In an age when it’s easy to cynically dismiss a lot of worship music as formulaic, it can be difficult to be intentional about finding music that both honors God and is great to listen to. That’s a tension felt by worship collective Gungor. Over the course of three albums, the band has tried to figure out what, exactly, it means to worship God in an authentic way. Because, above all, Gungor just wants to give listeners something that’s honest.
“Worship is an offering,” says Michael Gungor, the band’s leader and producer. “So anything can be worship regardless of the content if it’s made in that way. I guess I can say, for me, it’s worship. I hope it can become worship for other people.”
Their latest attempt at this is the mold-breaking Ghosts Upon the Earth, an often quiet and contemplative concept album. Instead of a string of artificially joyful worship anthems, the album detours to explore pain and sadness. None of its tracks are worship “hits” mined from other worship albums either—frankly, there aren’t even many songs that could be sung by a congregation. And, oh yeah, flutes are involved.
Michael and his wife/co-songwriter, Lisa Gungor, don’t recall the exact moment their band’s third full release turned into a concept album. It began as a study of dark vs. light. Eventually, it blossomed into one of the most well-received albums of 2011. From “Let There Be” to “Every Breath,” it examines the narrative spanning creation to our own restoration—with the aid of non-traditional instruments and odd time signatures.

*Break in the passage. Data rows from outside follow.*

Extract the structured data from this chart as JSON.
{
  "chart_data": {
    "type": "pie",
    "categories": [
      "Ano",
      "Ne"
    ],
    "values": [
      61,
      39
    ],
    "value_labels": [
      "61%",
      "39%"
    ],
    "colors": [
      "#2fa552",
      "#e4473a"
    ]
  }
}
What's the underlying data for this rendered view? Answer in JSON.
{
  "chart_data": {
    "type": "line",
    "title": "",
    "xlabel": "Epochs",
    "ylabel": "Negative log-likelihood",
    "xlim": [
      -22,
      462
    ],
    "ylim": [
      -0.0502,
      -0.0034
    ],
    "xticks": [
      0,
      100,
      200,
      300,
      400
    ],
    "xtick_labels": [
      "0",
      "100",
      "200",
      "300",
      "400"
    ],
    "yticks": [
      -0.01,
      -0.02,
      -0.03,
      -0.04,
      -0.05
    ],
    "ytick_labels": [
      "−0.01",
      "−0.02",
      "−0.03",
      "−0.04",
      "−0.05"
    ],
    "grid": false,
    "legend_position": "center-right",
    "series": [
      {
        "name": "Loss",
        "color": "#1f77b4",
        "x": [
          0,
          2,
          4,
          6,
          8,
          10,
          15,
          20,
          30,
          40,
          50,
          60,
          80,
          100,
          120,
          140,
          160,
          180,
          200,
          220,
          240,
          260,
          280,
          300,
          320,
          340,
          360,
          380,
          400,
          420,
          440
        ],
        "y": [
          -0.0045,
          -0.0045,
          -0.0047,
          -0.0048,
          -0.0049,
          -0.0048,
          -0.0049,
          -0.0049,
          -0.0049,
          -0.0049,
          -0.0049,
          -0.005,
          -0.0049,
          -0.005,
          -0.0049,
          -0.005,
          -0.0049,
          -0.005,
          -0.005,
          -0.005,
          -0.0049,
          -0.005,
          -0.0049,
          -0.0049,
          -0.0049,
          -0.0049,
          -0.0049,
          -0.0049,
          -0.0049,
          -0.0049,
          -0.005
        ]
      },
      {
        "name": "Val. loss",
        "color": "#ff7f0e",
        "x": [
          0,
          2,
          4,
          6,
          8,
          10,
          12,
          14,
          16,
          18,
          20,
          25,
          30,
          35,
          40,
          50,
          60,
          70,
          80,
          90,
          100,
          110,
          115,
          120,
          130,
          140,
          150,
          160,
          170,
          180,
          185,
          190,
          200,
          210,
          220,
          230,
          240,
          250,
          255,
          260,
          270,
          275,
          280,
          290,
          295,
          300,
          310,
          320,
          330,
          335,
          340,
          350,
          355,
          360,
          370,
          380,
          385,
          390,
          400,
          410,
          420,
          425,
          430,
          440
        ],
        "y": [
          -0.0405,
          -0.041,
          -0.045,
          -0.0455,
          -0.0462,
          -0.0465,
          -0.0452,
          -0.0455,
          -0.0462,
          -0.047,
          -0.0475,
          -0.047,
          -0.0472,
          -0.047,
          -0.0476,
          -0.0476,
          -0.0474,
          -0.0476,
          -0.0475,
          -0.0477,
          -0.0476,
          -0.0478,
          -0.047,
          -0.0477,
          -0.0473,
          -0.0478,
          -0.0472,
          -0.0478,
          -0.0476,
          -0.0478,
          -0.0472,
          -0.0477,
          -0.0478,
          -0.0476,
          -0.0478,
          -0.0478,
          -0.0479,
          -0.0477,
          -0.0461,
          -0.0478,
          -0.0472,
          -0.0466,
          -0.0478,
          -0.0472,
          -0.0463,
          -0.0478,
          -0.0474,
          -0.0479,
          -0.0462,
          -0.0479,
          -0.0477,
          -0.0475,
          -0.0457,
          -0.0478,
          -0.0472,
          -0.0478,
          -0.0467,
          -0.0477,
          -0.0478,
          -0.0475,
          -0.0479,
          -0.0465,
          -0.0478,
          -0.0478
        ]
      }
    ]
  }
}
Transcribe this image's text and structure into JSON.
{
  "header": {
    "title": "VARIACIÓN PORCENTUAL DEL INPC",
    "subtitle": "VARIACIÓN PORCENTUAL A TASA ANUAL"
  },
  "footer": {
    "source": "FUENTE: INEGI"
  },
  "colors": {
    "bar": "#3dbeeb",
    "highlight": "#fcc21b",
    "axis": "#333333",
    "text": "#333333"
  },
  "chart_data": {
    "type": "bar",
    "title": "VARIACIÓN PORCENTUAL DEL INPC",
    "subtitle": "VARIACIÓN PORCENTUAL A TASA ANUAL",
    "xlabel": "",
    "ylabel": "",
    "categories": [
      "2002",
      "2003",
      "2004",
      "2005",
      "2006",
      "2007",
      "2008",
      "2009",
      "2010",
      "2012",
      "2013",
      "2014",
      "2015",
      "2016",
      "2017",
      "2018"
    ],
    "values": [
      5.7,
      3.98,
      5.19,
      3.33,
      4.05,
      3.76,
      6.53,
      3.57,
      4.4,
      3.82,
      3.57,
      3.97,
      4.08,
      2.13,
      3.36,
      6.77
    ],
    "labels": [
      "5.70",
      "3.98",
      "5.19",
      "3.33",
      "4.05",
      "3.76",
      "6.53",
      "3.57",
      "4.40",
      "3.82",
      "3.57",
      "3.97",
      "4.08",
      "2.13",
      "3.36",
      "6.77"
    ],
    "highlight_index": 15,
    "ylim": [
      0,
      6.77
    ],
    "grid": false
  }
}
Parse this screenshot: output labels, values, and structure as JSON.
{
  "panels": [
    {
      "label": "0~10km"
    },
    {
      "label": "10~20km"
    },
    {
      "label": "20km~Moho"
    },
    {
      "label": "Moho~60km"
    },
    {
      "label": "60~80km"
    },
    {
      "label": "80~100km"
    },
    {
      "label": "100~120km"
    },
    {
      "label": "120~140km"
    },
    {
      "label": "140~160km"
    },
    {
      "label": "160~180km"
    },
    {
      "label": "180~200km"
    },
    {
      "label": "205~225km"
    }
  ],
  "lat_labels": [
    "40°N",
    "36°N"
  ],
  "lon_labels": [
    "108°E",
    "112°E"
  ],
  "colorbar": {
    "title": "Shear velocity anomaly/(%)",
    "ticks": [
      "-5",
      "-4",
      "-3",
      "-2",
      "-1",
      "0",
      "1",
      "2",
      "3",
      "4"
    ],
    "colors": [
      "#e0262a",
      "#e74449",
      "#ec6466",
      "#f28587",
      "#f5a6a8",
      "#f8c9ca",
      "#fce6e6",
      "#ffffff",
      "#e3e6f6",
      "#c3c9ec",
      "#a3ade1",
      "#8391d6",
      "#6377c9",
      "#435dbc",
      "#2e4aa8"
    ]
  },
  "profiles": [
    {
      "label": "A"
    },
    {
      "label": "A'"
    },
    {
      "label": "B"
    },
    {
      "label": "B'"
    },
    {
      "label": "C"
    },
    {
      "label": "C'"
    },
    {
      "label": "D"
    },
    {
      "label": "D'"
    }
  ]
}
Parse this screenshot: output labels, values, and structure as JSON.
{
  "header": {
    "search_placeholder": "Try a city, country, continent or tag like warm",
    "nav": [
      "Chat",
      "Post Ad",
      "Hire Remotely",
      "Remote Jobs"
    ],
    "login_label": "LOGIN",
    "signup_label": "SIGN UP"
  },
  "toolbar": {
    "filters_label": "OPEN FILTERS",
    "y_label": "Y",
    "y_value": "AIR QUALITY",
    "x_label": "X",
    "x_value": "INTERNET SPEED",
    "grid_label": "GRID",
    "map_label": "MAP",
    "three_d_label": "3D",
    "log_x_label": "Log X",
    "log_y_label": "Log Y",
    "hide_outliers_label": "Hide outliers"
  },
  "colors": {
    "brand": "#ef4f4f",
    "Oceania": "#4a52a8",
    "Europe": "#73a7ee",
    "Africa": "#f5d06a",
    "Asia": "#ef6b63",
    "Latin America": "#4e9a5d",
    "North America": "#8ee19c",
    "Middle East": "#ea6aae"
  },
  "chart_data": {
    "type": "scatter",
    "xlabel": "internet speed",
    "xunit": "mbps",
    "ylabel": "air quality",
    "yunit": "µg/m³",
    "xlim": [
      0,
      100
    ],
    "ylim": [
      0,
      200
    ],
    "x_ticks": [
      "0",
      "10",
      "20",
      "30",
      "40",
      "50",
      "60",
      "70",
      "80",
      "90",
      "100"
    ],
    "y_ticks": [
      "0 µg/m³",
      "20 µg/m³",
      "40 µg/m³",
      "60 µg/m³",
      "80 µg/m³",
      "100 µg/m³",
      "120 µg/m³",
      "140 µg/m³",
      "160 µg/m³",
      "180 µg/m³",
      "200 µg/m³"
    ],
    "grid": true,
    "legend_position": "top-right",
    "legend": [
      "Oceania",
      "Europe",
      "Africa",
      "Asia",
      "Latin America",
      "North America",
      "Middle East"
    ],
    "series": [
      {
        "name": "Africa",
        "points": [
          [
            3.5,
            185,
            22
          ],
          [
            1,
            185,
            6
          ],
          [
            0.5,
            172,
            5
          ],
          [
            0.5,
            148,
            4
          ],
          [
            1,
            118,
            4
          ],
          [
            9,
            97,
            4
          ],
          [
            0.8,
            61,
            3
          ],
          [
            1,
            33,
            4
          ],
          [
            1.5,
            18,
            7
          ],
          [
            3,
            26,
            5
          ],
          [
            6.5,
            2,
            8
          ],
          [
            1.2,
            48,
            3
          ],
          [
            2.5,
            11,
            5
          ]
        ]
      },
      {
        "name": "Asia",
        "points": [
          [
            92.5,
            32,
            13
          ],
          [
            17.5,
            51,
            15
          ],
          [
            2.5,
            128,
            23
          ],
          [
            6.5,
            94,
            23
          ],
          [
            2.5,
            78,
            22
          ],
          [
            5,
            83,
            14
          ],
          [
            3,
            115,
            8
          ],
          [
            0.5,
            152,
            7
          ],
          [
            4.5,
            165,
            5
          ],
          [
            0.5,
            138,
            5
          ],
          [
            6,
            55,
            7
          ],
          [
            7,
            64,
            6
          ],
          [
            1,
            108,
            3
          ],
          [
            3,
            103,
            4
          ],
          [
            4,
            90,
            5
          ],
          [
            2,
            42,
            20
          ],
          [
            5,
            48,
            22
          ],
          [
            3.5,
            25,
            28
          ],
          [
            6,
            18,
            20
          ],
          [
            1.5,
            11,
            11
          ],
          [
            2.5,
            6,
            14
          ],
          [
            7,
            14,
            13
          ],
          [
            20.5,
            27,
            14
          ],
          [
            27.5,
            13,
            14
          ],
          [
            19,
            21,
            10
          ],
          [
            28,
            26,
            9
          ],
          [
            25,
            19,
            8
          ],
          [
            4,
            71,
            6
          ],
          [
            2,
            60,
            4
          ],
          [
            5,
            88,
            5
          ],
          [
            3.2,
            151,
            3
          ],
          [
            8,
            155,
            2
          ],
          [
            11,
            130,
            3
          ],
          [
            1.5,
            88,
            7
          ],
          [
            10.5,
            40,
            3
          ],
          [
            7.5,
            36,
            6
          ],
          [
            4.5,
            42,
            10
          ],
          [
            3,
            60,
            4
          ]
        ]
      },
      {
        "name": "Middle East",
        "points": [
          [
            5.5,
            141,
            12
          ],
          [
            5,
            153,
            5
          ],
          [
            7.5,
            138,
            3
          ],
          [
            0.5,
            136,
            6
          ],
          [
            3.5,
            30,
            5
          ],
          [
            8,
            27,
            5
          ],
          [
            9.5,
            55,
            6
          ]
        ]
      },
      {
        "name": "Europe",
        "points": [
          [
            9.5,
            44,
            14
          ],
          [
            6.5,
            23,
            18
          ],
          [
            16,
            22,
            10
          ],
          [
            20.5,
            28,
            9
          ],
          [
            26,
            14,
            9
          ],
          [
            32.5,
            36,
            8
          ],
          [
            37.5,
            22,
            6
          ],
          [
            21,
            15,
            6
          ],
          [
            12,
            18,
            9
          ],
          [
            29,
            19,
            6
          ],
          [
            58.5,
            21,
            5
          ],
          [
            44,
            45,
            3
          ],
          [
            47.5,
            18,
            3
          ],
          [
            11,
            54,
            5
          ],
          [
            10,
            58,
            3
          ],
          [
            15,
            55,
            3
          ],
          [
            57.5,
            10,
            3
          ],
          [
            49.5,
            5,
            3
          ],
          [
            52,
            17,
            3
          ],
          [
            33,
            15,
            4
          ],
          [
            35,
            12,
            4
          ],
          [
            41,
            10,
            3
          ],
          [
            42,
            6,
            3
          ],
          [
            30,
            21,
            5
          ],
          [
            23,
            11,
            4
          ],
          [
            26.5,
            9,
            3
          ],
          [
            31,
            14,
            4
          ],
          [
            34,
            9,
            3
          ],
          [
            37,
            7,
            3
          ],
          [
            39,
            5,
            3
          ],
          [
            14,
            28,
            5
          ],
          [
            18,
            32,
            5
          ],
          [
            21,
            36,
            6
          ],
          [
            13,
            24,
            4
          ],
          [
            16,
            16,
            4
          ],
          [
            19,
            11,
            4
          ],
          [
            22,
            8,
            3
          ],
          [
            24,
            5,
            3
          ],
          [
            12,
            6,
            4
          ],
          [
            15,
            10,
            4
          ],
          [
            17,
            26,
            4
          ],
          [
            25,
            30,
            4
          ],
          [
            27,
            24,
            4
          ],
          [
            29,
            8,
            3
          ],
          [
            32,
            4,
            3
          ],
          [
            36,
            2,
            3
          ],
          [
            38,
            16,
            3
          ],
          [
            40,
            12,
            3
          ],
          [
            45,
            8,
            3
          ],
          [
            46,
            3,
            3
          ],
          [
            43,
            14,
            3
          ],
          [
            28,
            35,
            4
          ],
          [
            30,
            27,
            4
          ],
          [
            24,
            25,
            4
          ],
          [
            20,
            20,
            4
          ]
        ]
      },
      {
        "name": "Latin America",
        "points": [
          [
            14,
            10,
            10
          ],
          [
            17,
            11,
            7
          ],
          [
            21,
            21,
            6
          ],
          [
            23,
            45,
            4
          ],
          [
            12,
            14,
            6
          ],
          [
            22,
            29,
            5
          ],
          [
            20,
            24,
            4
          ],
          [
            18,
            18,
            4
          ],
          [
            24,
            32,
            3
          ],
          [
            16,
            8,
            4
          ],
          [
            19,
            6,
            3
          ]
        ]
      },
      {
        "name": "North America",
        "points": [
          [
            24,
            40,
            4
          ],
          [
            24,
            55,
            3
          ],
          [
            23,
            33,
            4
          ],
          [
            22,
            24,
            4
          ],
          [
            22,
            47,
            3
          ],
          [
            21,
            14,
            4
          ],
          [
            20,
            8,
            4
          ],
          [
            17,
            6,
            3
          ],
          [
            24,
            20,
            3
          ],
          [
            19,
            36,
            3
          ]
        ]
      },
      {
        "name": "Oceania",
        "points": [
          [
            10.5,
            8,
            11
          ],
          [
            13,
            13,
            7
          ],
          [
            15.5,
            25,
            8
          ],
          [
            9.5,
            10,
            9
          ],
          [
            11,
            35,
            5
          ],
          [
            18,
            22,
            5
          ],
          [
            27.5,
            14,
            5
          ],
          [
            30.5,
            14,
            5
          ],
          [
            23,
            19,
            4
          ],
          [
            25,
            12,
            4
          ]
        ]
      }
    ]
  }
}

“In an age of our attention being at two minutes, I liked the idea of putting the effort into a complete work,” Michael says. “There’s a lot of laziness in the creative world a lot of times. I like the idea of thinking enough through it that we could create this entire work that is coherent.”
With their art, the Gungors want to do their part to help take worship music out of the well-intentioned box it has often been placed in. They believe people are ready for an expanded definition of worship.